Dossier : Le sport en ville - une appropriation citoyenne
La coupe est pleine
Mundial et Jeux olympiques à Rio de Janeiro
Le film de Fernando Meirelles (The Constant Gardener ; Blindness) présentant la candidature de la ville de Rio auprès du Comité international Olympique (CIO) avait quelque chose de magique. En 2 minutes et demie, Rio y est présenté comme une ville où la pratique des sports, de l’escalade à la natation en passant par le volleyball et le vélo, cohabite avec l’urbanité la plus vibrante dans une complète convivialité. Lorsque Rio a obtenu les Jeux olympiques de 2016, le 2 octobre 2009, c’est comme si une partie de la magie avait acquis une existence réelle. Tout comme en octobre 2007, au moment où le Brésil obtenait la Coupe du Monde FIFA 2014, cela a soulevé l’enthousiasme dans toutes les couches de la population. Pouvait-on être contre la Coupe du Monde dans un pays si fortement associé au soccer ?
C’est plus tard que bien des acteurs de la société civile ont déchanté. D’abord, sur l’importance des concessions faites au CIO et à la FIFA et aux coûts associés aux infrastructures et multiples projets liés aux deux événements.
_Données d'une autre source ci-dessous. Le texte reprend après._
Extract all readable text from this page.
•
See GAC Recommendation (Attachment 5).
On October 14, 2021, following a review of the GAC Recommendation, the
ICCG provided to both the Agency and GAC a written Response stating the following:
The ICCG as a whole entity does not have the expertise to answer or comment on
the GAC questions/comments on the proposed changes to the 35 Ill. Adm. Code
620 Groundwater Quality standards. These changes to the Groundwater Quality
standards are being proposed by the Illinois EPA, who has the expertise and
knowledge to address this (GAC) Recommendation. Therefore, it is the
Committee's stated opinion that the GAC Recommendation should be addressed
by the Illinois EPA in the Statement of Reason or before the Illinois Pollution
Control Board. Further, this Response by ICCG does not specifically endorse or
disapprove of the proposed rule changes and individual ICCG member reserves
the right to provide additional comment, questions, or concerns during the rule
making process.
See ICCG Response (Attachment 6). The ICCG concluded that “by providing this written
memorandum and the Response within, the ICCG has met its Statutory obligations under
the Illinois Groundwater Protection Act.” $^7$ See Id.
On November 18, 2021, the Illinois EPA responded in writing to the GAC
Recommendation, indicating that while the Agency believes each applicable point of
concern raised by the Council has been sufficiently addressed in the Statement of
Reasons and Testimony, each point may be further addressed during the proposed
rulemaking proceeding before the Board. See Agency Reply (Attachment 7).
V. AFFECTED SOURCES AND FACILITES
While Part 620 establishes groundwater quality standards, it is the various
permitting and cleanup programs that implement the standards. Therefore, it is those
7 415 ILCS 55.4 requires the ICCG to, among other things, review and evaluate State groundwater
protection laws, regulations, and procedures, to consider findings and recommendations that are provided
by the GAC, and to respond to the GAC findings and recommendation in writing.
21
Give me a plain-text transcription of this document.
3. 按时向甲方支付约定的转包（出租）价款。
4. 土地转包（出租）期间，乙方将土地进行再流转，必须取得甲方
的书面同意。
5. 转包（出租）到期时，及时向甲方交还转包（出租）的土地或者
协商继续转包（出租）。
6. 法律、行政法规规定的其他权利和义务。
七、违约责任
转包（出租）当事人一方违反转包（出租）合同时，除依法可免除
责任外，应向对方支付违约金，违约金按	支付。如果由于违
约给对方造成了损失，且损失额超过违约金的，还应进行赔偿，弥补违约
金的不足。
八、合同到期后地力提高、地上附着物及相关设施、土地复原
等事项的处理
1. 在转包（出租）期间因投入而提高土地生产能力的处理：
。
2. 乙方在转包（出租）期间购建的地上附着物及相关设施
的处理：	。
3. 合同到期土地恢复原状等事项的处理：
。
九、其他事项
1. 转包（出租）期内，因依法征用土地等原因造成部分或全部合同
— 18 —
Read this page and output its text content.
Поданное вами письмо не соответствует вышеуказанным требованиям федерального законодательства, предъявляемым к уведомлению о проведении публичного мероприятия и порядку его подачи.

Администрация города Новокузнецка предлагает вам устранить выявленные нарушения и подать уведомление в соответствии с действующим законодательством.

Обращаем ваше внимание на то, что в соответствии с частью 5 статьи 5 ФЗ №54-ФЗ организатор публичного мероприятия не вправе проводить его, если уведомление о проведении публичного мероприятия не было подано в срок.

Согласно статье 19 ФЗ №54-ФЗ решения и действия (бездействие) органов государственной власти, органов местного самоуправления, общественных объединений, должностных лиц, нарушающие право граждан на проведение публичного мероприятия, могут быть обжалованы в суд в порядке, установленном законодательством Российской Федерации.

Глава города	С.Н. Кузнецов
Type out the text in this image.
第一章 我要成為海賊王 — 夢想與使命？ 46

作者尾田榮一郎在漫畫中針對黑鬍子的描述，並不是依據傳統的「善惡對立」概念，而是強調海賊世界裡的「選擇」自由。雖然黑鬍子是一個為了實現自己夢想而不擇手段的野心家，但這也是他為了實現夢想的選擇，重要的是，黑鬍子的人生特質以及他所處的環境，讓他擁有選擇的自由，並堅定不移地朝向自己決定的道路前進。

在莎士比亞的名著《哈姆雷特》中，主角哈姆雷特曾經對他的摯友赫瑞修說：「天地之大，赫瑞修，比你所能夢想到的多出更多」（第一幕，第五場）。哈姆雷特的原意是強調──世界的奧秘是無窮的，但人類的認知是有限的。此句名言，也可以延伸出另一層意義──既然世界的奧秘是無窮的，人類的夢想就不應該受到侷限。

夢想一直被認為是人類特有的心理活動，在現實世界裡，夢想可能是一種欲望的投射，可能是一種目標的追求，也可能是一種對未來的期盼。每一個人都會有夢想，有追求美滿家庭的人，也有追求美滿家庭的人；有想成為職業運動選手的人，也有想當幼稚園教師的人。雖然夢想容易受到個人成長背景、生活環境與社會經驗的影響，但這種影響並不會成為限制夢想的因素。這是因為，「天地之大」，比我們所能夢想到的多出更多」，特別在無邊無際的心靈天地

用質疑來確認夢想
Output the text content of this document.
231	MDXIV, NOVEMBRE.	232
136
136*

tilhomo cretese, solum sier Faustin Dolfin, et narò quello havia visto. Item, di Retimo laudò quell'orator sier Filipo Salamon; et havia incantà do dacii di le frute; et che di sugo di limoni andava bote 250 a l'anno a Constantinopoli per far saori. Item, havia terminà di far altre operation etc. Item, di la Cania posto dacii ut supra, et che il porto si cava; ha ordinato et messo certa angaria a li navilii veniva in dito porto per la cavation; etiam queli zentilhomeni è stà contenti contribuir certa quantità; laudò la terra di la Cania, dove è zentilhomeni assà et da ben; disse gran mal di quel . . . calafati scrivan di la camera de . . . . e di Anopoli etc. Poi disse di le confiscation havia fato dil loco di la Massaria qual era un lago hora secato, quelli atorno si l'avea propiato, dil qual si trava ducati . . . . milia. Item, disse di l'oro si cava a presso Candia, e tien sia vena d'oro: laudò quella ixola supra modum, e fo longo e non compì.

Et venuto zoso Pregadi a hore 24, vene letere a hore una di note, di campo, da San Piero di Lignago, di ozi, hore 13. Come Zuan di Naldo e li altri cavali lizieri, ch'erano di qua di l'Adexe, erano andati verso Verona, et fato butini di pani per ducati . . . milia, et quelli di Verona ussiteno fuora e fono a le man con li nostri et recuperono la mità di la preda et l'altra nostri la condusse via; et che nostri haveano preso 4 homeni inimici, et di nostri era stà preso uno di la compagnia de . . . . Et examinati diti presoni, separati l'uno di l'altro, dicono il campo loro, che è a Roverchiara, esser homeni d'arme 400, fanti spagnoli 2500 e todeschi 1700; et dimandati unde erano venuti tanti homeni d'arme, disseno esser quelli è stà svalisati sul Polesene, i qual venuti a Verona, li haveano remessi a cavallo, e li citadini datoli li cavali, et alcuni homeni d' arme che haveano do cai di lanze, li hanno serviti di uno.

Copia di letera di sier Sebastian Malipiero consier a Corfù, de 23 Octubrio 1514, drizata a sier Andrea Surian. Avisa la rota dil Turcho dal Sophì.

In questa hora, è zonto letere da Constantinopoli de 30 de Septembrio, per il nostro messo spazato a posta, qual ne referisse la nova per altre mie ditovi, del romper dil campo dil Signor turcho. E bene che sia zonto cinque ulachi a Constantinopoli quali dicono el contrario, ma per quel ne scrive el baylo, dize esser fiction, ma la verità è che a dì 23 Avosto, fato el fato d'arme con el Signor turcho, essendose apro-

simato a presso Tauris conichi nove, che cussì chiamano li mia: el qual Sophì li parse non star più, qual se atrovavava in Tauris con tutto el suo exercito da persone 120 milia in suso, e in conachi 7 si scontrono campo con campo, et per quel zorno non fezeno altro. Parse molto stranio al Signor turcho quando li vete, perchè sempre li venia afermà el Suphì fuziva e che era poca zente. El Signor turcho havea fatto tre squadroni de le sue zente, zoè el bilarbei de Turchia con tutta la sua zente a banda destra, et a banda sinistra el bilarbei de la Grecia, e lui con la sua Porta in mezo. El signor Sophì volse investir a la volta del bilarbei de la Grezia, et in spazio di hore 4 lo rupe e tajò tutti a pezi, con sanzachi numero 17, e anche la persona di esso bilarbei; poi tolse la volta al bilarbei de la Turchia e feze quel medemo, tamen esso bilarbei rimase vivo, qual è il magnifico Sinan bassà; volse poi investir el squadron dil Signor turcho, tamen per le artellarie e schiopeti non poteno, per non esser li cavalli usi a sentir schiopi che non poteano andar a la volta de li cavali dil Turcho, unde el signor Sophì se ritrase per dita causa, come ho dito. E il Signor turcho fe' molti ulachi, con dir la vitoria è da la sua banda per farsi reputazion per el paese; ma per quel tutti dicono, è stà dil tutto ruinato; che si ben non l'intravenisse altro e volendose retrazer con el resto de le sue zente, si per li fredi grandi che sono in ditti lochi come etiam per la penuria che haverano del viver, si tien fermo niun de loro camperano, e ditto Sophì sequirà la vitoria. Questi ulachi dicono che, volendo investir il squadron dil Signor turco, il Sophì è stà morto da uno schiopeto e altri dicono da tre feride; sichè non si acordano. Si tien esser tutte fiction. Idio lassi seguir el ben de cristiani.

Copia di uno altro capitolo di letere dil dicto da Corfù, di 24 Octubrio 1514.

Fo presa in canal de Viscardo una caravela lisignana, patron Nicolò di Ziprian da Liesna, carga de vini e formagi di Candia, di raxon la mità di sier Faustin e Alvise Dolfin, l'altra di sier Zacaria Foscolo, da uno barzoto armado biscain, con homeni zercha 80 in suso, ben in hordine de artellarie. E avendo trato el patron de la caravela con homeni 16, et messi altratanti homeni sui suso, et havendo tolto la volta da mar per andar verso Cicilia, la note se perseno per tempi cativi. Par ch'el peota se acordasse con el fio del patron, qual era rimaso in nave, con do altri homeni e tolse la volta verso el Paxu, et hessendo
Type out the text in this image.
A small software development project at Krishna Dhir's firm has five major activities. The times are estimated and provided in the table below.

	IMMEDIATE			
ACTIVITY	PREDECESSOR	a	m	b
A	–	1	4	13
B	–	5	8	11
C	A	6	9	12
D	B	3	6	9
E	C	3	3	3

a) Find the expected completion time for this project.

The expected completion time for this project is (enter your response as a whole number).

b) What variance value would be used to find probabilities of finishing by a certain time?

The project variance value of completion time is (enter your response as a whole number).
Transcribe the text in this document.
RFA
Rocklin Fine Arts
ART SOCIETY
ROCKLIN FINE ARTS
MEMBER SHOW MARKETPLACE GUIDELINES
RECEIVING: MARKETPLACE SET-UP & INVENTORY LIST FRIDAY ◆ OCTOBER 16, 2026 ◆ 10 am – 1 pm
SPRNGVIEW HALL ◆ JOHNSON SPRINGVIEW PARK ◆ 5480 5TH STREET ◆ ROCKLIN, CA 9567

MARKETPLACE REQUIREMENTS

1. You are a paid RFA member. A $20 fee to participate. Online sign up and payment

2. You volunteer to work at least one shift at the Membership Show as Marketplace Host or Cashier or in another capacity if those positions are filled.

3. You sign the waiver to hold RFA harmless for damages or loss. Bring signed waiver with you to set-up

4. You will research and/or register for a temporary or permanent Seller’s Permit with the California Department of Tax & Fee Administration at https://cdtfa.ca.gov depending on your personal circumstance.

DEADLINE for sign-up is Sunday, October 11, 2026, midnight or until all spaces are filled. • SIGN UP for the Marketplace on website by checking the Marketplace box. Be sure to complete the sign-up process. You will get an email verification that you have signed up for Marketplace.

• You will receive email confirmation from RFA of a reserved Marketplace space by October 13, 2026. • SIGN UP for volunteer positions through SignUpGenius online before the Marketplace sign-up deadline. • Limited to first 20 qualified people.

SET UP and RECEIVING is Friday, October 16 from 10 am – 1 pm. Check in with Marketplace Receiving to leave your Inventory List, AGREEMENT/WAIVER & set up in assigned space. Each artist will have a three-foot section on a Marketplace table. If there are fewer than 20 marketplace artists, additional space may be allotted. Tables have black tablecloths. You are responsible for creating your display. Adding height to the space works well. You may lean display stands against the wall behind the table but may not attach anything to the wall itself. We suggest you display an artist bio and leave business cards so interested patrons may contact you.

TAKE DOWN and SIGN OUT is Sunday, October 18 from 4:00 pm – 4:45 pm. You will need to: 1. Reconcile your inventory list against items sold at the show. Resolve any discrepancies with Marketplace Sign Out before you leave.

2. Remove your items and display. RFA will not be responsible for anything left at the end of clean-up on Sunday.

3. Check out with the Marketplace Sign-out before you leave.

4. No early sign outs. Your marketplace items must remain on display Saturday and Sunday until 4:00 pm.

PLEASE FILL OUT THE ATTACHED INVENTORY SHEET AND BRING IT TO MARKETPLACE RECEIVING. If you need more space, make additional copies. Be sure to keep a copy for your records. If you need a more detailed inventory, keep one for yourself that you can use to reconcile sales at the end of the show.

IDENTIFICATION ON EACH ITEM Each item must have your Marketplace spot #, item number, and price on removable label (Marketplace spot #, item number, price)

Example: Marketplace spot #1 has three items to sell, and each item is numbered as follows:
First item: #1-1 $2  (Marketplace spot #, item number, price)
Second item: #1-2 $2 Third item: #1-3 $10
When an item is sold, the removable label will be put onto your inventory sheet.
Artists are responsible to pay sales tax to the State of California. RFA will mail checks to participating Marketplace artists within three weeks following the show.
Les jeux panaméricains de 2007 avaient déjà laissé des installations vétustes avant même d’être réaffectées à d’autres usages, et, au fil du temps, il est apparu que la rénovation du mythique stade Maracana (de même que la construction de 11 autres stades, dont certains dans des villes qui n’ont pas de marché pour soutenir leur occupation à long terme comme à Cuiaba et à Manaus), la construction de trois autoroutes, la réhabilitation du port et les politiques urbaines hygiénistes semblent être un prix élevé à payer. Prix qui ne cesse d’ailleurs d’augmenter : on évoque le chiffre de 100 milliards de Réal (54$ canadiens environ), 170% d’augmentation depuis l’estimation de 2009…
Ville à vendre
Lorsque le CIO et la FIFA investissent une ville, ils le font pour des raisons précises : l’ouverture d’un marché sud-américain, plus particulièrement brésilien, émergent, certainement, mais aussi l’appropriation de ce qui constitue historiquement le bien commun de la ville. À Rio, il ne s’agit donc pas uniquement de se doter d’un lieu destiné à la tenue d’un événement ; on recherche un espace dont on pourra mettre en marché les avantages autrefois publics et l’image mondialement connue. Un peu de Samba et de bikinis, pour clichés qu’ils soient, ne nuiront pas à faire mousser la vente, et l’espace public urbain de la métropole culturelle brésilienne recèle d’autres avantages.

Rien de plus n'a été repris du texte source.